> What I am wondering is what benefit does it bring in practice. Single-threaded program with shared-ptr's using atomics vs shared-ptr's using WORDs seem like a non-problem to me - e.g. I doubt it has a measurable performance impact.
I mean, the blog post basically starts with an example where the performance impact is noticeable:
> I found that my Rust port of an immutable RB tree insertion was significantly slower than the C++ one.
And:
> I just referenced pthread_create in the program and the reference count became atomic again.
> Although uninteresting to the topic of the blog post, after the modifications, both programs performed very similarly in the benchmarks.
So in principle an insert-heavy workload for that data structure could see a noticeable performance impact.
> Atomics are slowing down the program only when it comes to contention, and single-threaded programs can't have them.
Not entirely sure I'd agree?
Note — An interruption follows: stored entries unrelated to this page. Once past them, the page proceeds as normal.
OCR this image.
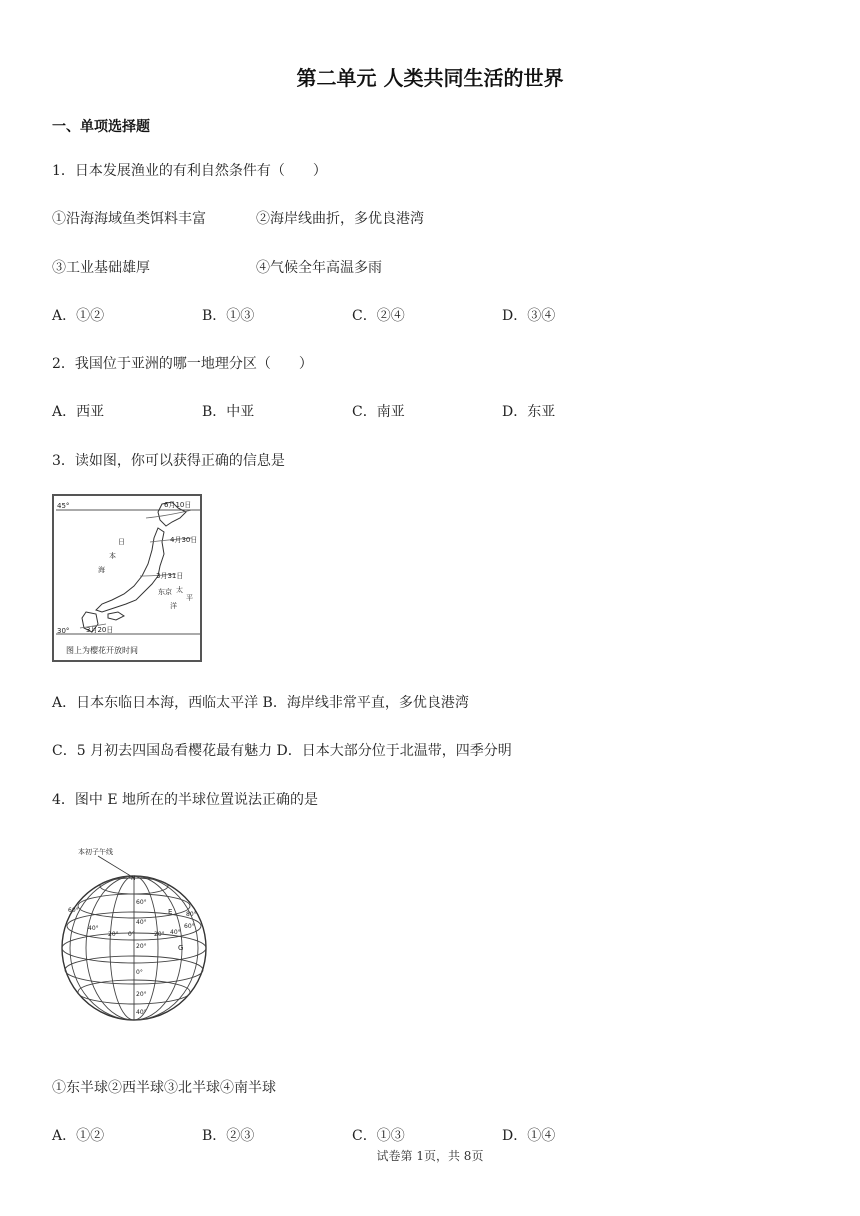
第二单元 人类共同生活的世界
一、单项选择题
1．日本发展渔业的有利自然条件有（　　）
①沿海海域鱼类饵料丰富	②海岸线曲折，多优良港湾
③工业基础雄厚	④气候全年高温多雨
A．①②	B．①③	C．②④	D．③④
2．我国位于亚洲的哪一地理分区（　　）
A．西亚	B．中亚	C．南亚	D．东亚
3．读如图，你可以获得正确的信息是
45°
30°
6月10日
4月30日
3月31日
3月20日
日
本
海
东京 太
平
洋
图上为樱花开放时间
A．日本东临日本海，西临太平洋 B．海岸线非常平直，多优良港湾
C．5 月初去四国岛看樱花最有魅力 D．日本大部分位于北温带，四季分明
4．图中 E 地所在的半球位置说法正确的是
本初子午线
N
E
G
60°
40°
20°
0°
20°
40°
60°
40°
20° 0°	20° 40°
60°
80°
①东半球②西半球③北半球④南半球
A．①②	B．②③	C．①③	D．①④
试卷第 1页，共 8页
My impression is that while uncontended atomics are not too expensive they aren't exactly free compared to the corresponding non-atomic instruction. For example, Agner Fog's instruction tables [0] states:
> Instructions with a LOCK prefix have a long latency that depends on cache organization and possibly RAM speed. If there are multiple processors or cores or direct memory access (DMA) devices, then all locked instructions will lock a cache line for exclusive access, which may involve RAM access. A LOCK prefix typically costs more than a hundred clock cycles, even on single-processor systems. This also applies to the XCHG instruction with a memory operand.
And there's this blog post [1], which compares the performance of various concurrency mechanisms/implementations including uncontended atomics and "plain" code and shows that uncontended atomics are still slower than non-atomic operations (~3.5x if I'm reading the raw data table correctly).
So if the atomic instruction is in a hot loop then I think it's quite plausible that it'll be noticeable.